I’ve never been to iTunes or any other music download site, for that matter. It’s a nice way for Indie musicians to publish their work, but mostly it’s one of the greatest ripoffs ever perpetrated on the American (or otherwise) consumer. What do you get when you buy a music download, anyway? What happens when your hard drive crashes and you lose it? What happens when iTunes doesn’t want you to move it where you want to move it? You didn’t really buy anything, did you? When you buy something, it’s yours to do with as you will. When you “buy” something from iTunes, it still mostly belongs to them. Yeah, I heard they were lightening up on DRM lately, but not for everything.
Buy CDs and rip them for your digital music players. Make some copies as a backup. I have CDs I bought in the 1980s that still play perfectly. The computers I owned back then bit the dust long ago.
i absolutely prefer going to actual stores for music. specifically, i love going to record stores – i love music on vinyl – but it’s pretty expensive, and i’m pretty much jobless.
but stores that sell music in any physical format are the best. first of all, i absolutely hate only having the mp3 version of a song. hate it. music is personal, and maybe i’m just being silly, but just seeing the song come up on my itunes? absolutely not satisfying. and wait, paying for something i can’t even hold? no thank you. also, i’m a total sucker for album art, and having it just as a ‘jpeg’ online does not do it for me.
then there’s the whole aspect of just clicking onto an album and buying it, or even worse, buying part of it. albums were not made to be split into little pieces. an album is an album and a single is a single. there is an intended difference. if a band only has one song i like, i might download it. but if i actually like a band, there is no doubt about it – i will buy the album.
i think the internet is a great way for smaller bands to sell their music, because i guess it’s cheaper and easier for them to get their music out, but as for buying everything on mp3? i won’t do it.

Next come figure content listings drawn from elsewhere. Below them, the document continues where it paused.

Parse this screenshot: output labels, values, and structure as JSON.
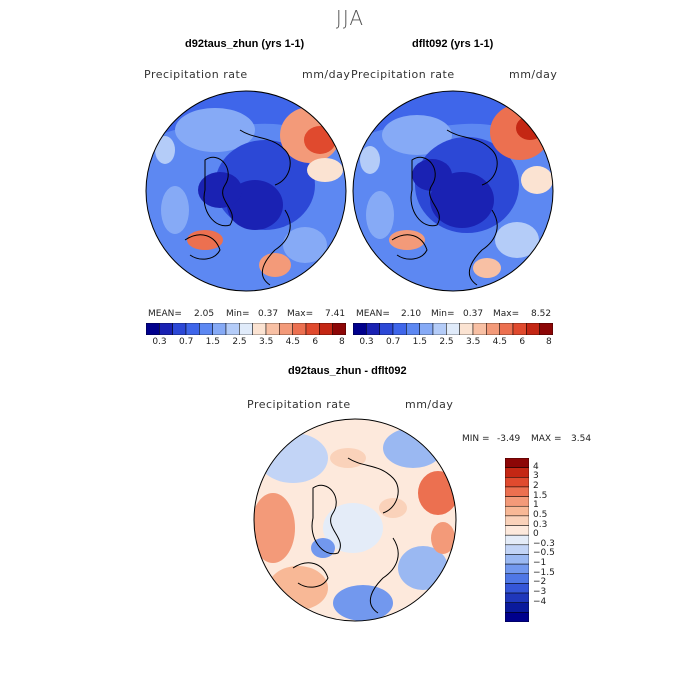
{
  "season": "JJA",
  "panel1": {
    "title": "d92taus_zhun (yrs 1-1)",
    "variable": "Precipitation rate",
    "units": "mm/day",
    "mean_label": "MEAN=",
    "mean": "2.05",
    "min_label": "Min=",
    "min": "0.37",
    "max_label": "Max=",
    "max": "7.41"
  },
  "panel2": {
    "title": "dflt092 (yrs 1-1)",
    "variable": "Precipitation rate",
    "units": "mm/day",
    "mean_label": "MEAN=",
    "mean": "2.10",
    "min_label": "Min=",
    "min": "0.37",
    "max_label": "Max=",
    "max": "8.52"
  },
  "panel3": {
    "title": "d92taus_zhun - dflt092",
    "variable": "Precipitation rate",
    "units": "mm/day",
    "min_label": "MIN =",
    "min": "-3.49",
    "max_label": "MAX =",
    "max": "3.54"
  },
  "abs_colorbar": {
    "colors": [
      "#00008c",
      "#1a22b3",
      "#2c48d6",
      "#3f66ea",
      "#5d88f2",
      "#86aaf6",
      "#b4ccf8",
      "#e0ebfa",
      "#fbe3d2",
      "#f8c0a4",
      "#f39a79",
      "#ec7050",
      "#e04a2e",
      "#c42714",
      "#8c0606"
    ],
    "ticks": [
      "0.3",
      "0.7",
      "1.5",
      "2.5",
      "3.5",
      "4.5",
      "6",
      "8"
    ]
  },
  "diff_colorbar": {
    "colors": [
      "#8c0606",
      "#c42714",
      "#e04a2e",
      "#ec7050",
      "#f39a79",
      "#f8b896",
      "#fad2ba",
      "#fde9dc",
      "#e4ecf8",
      "#c2d4f6",
      "#9ab8f2",
      "#7298ee",
      "#4f77e6",
      "#3556d8",
      "#1f37bb",
      "#0a1a9c",
      "#00008c"
    ],
    "ticks": [
      "4",
      "3",
      "2",
      "1.5",
      "1",
      "0.5",
      "0.3",
      "0",
      "−0.3",
      "−0.5",
      "−1",
      "−1.5",
      "−2",
      "−3",
      "−4"
    ]
  }
}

i could literally write a (poorly-structured) book on my hatred for the way technology has affected music purchases
Since I’ve discovered the iPod (I was a little late to the party – I only bought one 2 years ago), I haven’t listened to a CD in that entire time and haven’t been to a record store either to buy anything. I have to admit that I’m sort of an Itunes junkie and that’s the only place I get any and all new music these days.
I prefer the CD shops because I like to support the small businesses and I like having an original hard copy of a CD and not just a burned copy.